Transfusion of cold-stored platelet concentrates (CS-PCs) appears effective in massively bleeding patients. However, few studies have evaluated their in vivo hemostatic function in severe thrombocytopenia. The in vivo function of plasma-depleted human PCs was evaluated in rabbits with a blocked reticuloendothelial system and busulfan-induced thrombocytopenia. On day 1, a human apheresis PC was processed in a platelet additive solution (PAS-PC) and split evenly for cold or room temperature storage (RTS). On days 3, 6, or 9, RTS- or CS-PAS-PCs were transfused (4.0 × 109 platelets/kg) after plasma depletion into two to four rabbits that developed adequate thrombocytopenia (<25 × 109 /L).
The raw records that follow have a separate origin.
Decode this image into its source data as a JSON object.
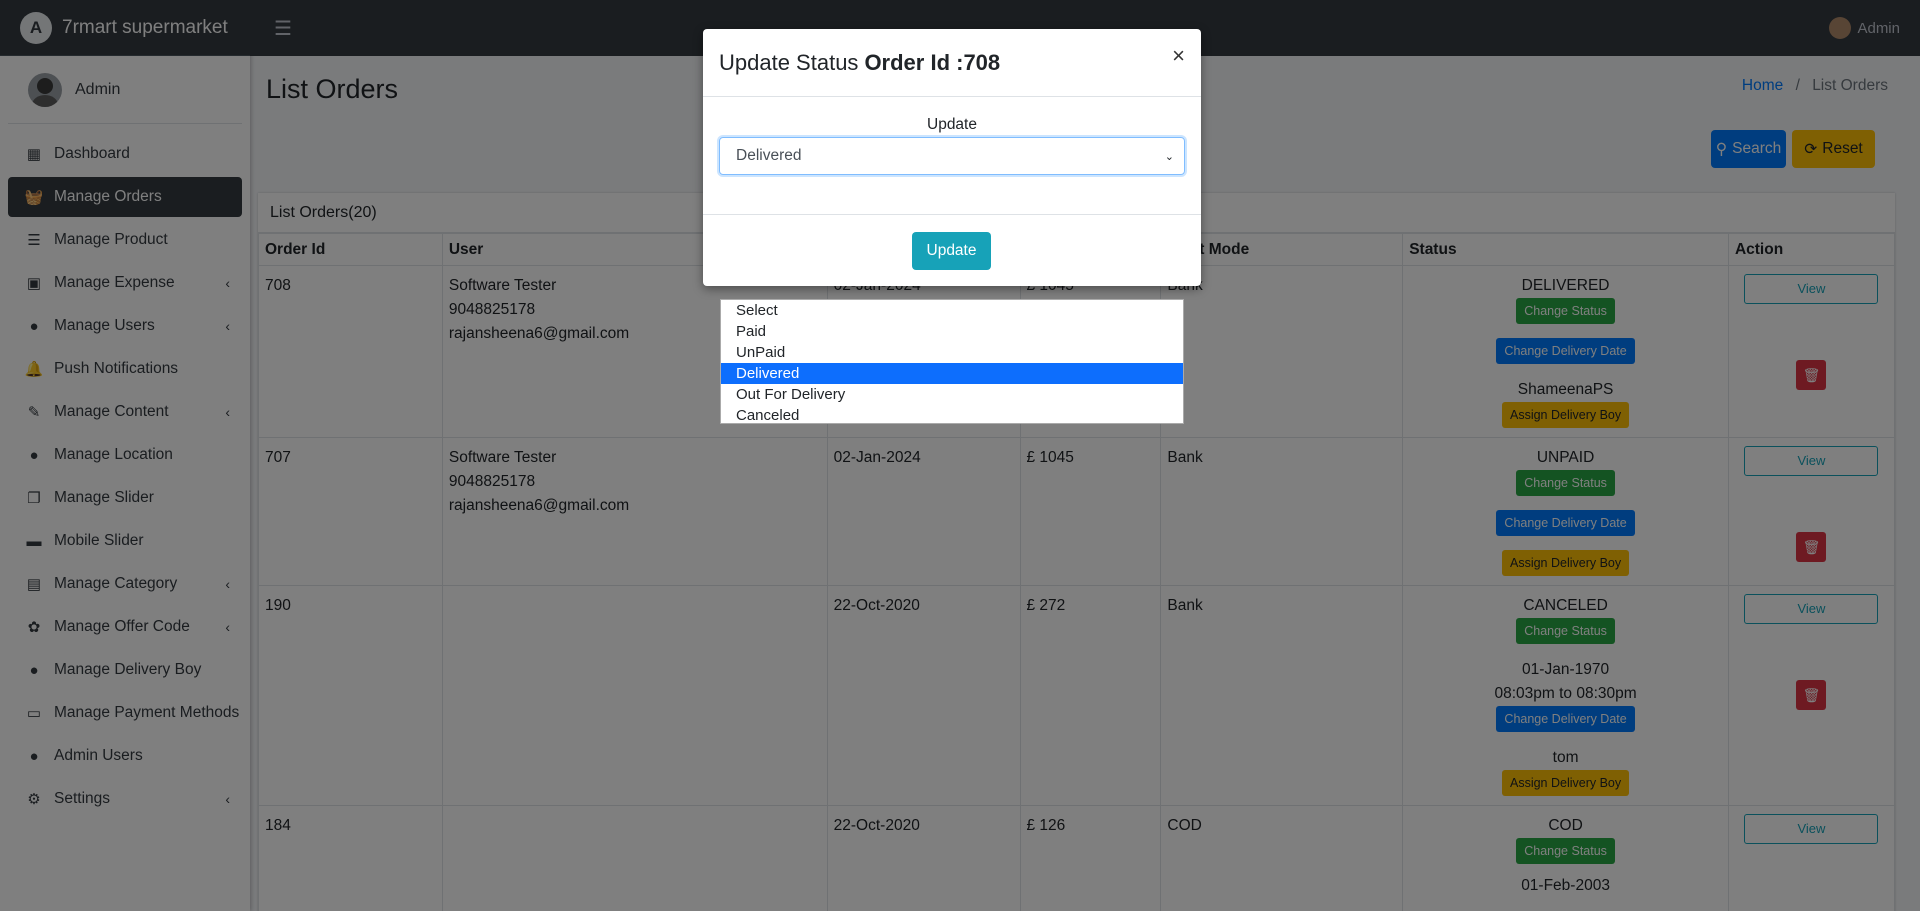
{
  "brand": {
    "name": "7rmart supermarket"
  },
  "navbar": {
    "user": "Admin"
  },
  "sidebar": {
    "user": "Admin",
    "items": [
      {
        "label": "Dashboard",
        "icon": "dashboard-icon"
      },
      {
        "label": "Manage Orders",
        "icon": "basket-icon"
      },
      {
        "label": "Manage Product",
        "icon": "list-icon"
      },
      {
        "label": "Manage Expense",
        "icon": "money-icon"
      },
      {
        "label": "Manage Users",
        "icon": "user-icon"
      },
      {
        "label": "Push Notifications",
        "icon": "bell-icon"
      },
      {
        "label": "Manage Content",
        "icon": "edit-icon"
      },
      {
        "label": "Manage Location",
        "icon": "map-marker-icon"
      },
      {
        "label": "Manage Slider",
        "icon": "slides-icon"
      },
      {
        "label": "Mobile Slider",
        "icon": "minus-icon"
      },
      {
        "label": "Manage Category",
        "icon": "list-alt-icon"
      },
      {
        "label": "Manage Offer Code",
        "icon": "tags-icon"
      },
      {
        "label": "Manage Delivery Boy",
        "icon": "user-plus-icon"
      },
      {
        "label": "Manage Payment Methods",
        "icon": "credit-card-icon"
      },
      {
        "label": "Admin Users",
        "icon": "users-icon"
      },
      {
        "label": "Settings",
        "icon": "gear-icon"
      }
    ]
  },
  "page": {
    "title": "List Orders",
    "breadcrumb_home": "Home",
    "breadcrumb_sep": "/",
    "breadcrumb_current": "List Orders",
    "search_label": "Search",
    "reset_label": "Reset",
    "card_title": "List Orders(20)"
  },
  "table": {
    "headers": [
      "Order Id",
      "User",
      "",
      "",
      "ment Mode",
      "Status",
      "Action"
    ],
    "rows": [
      {
        "id": "708",
        "user_name": "Software Tester",
        "user_phone": "9048825178",
        "user_email": "rajansheena6@gmail.com",
        "date": "02-Jan-2024",
        "amount": "£ 1045",
        "mode": "Bank",
        "status": "DELIVERED",
        "change_status": "Change Status",
        "change_date": "Change Delivery Date",
        "delivery_boy": "ShameenaPS",
        "assign": "Assign Delivery Boy",
        "view": "View"
      },
      {
        "id": "707",
        "user_name": "Software Tester",
        "user_phone": "9048825178",
        "user_email": "rajansheena6@gmail.com",
        "date": "02-Jan-2024",
        "amount": "£ 1045",
        "mode": "Bank",
        "status": "UNPAID",
        "change_status": "Change Status",
        "change_date": "Change Delivery Date",
        "assign": "Assign Delivery Boy",
        "view": "View"
      },
      {
        "id": "190",
        "date": "22-Oct-2020",
        "amount": "£ 272",
        "mode": "Bank",
        "status": "CANCELED",
        "change_status": "Change Status",
        "delivery_date": "01-Jan-1970",
        "delivery_time": "08:03pm to 08:30pm",
        "change_date": "Change Delivery Date",
        "delivery_boy": "tom",
        "assign": "Assign Delivery Boy",
        "view": "View"
      },
      {
        "id": "184",
        "date": "22-Oct-2020",
        "amount": "£ 126",
        "mode": "COD",
        "status": "COD",
        "change_status": "Change Status",
        "delivery_date": "01-Feb-2003",
        "view": "View"
      }
    ]
  },
  "modal": {
    "title_prefix": "Update Status",
    "title_bold": "Order Id :708",
    "close": "×",
    "label": "Update",
    "selected": "Delivered",
    "button": "Update",
    "options": [
      "Select",
      "Paid",
      "UnPaid",
      "Delivered",
      "Out For Delivery",
      "Canceled"
    ]
  }
}
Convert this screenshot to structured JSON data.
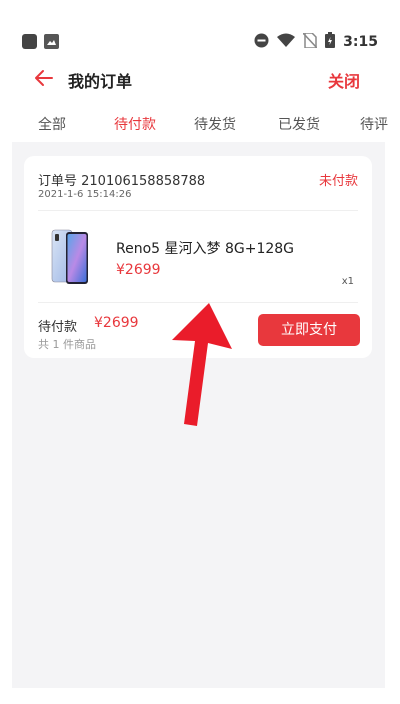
{
  "status_bar": {
    "time": "3:15",
    "icons": [
      "app-icon",
      "gallery-icon",
      "dnd-icon",
      "wifi-icon",
      "no-sim-icon",
      "battery-icon"
    ]
  },
  "header": {
    "title": "我的订单",
    "close_label": "关闭"
  },
  "tabs": [
    {
      "label": "全部"
    },
    {
      "label": "待付款",
      "active": true
    },
    {
      "label": "待发货"
    },
    {
      "label": "已发货"
    },
    {
      "label": "待评"
    }
  ],
  "order": {
    "order_no": "订单号 210106158858788",
    "date": "2021-1-6 15:14:26",
    "status": "未付款",
    "product": {
      "name": "Reno5 星河入梦 8G+128G",
      "price": "¥2699",
      "qty": "x1"
    },
    "due_label": "待付款",
    "due_amount": "¥2699",
    "item_count": "共 1 件商品",
    "pay_label": "立即支付"
  },
  "colors": {
    "accent": "#e8383d",
    "background": "#f4f4f6"
  }
}
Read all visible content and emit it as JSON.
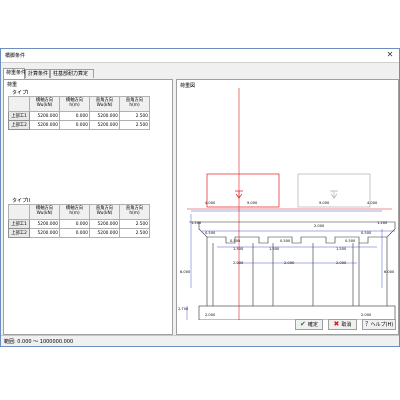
{
  "window": {
    "title": "橋脚条件",
    "close_glyph": "✕"
  },
  "tabs": [
    {
      "label": "荷重条件"
    },
    {
      "label": "計算条件"
    },
    {
      "label": "柱基部耐力算定"
    }
  ],
  "left": {
    "load_group": "荷重",
    "type1": {
      "label": "タイプI",
      "headers": [
        [
          "橋軸方向",
          "Wu(kN)"
        ],
        [
          "橋軸方向",
          "h(m)"
        ],
        [
          "直角方向",
          "Wu(kN)"
        ],
        [
          "直角方向",
          "h(m)"
        ]
      ],
      "rows": [
        {
          "name": "上部工1",
          "values": [
            "5200.000",
            "0.000",
            "5200.000",
            "2.500"
          ]
        },
        {
          "name": "上部工2",
          "values": [
            "5200.000",
            "0.000",
            "5200.000",
            "2.500"
          ]
        }
      ]
    },
    "type2": {
      "label": "タイプII",
      "headers": [
        [
          "橋軸方向",
          "Wu(kN)"
        ],
        [
          "橋軸方向",
          "h(m)"
        ],
        [
          "直角方向",
          "Wu(kN)"
        ],
        [
          "直角方向",
          "h(m)"
        ]
      ],
      "rows": [
        {
          "name": "上部工1",
          "values": [
            "5200.000",
            "0.000",
            "5200.000",
            "2.500"
          ]
        },
        {
          "name": "上部工2",
          "values": [
            "5200.000",
            "0.000",
            "5200.000",
            "2.500"
          ]
        }
      ]
    }
  },
  "diagram": {
    "label": "荷重図",
    "dims": {
      "top_left": "4.000",
      "top_red": "9.000",
      "top_gray": "9.000",
      "top_right": "4.000",
      "h_left": "1.200",
      "h_right": "1.200",
      "beam_left": "0.500",
      "beam_mid": "2.000",
      "beam_right": "0.500",
      "col_w1": "0.500",
      "col_w2": "1.500",
      "col_w3": "1.500",
      "col_w4": "0.500",
      "col_w5": "1.500",
      "col_w6": "0.500",
      "col_h_left": "6.000",
      "col_h_right": "6.000",
      "inner_l": "2.000",
      "inner_m": "2.000",
      "inner_r": "2.000",
      "footing_h": "2.700",
      "footing_l": "2.000",
      "footing_r": "2.000"
    }
  },
  "buttons": {
    "ok": {
      "label": "確定",
      "icon": "✔"
    },
    "cancel": {
      "label": "取消",
      "icon": "✖"
    },
    "help": {
      "label": "ヘルプ(H)",
      "icon": "?"
    }
  },
  "status": {
    "range": "範囲: 0.000 ～ 1000000.000"
  },
  "colors": {
    "red_box": "#e02020",
    "dim_blue": "#2030c0",
    "axis_red": "#e02020",
    "frame": "#303030"
  }
}
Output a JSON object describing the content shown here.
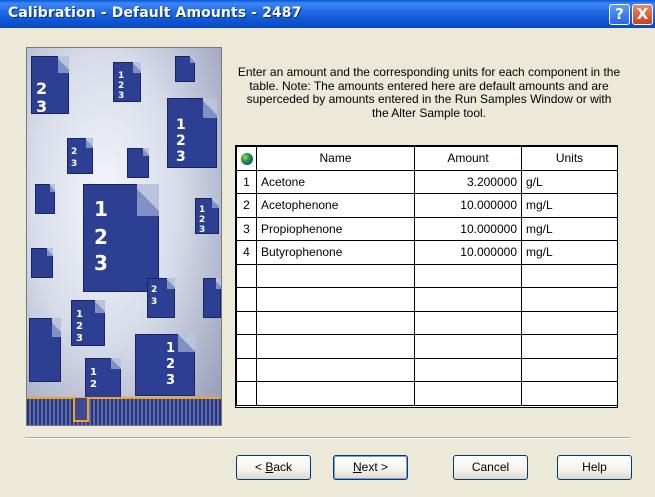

Ear bleeding time was measured by two incisions in small veins. The hemostatic rate was defined as the percentage of rabbits achieving bleeding cessation within 600 s at either incision. The experiment was repeated using five different PCs on each storage day. The mean pre-transfusion rabbit platelet count was 8.6 ± 5.2 × 109 /L. The hemostatic rates with RTS- and CS-PAS-PCs were both 100% on day 3, 93 ± 15% and 73 ± 15% on day 6 (p=.07), and 65 ± 36% and 73 ± 37% on day 9 (p=.27), respectively, with no statistical differences. Total platelet counts were significantly lower after CS-PAS-PC than RTS-PAS-PC transfusion on all days (e.g., 58.7 ± 5.7 vs. 42.4 ± 14.7 × 109 /L, p=.0007, day 9), and did not reach 50 × 109 /L in several experiments. Platelet count increments correlated significantly with hemostatic efficacy for CS-PAS-PC transfusion only. CS-PAS-PCs might achieve similar hemostasis as RTS-PAS-PCs in thrombocytopenic patients with mild bleeding. Hemostatic efficacy could be improved by transfusing more CS-PAS-PCs.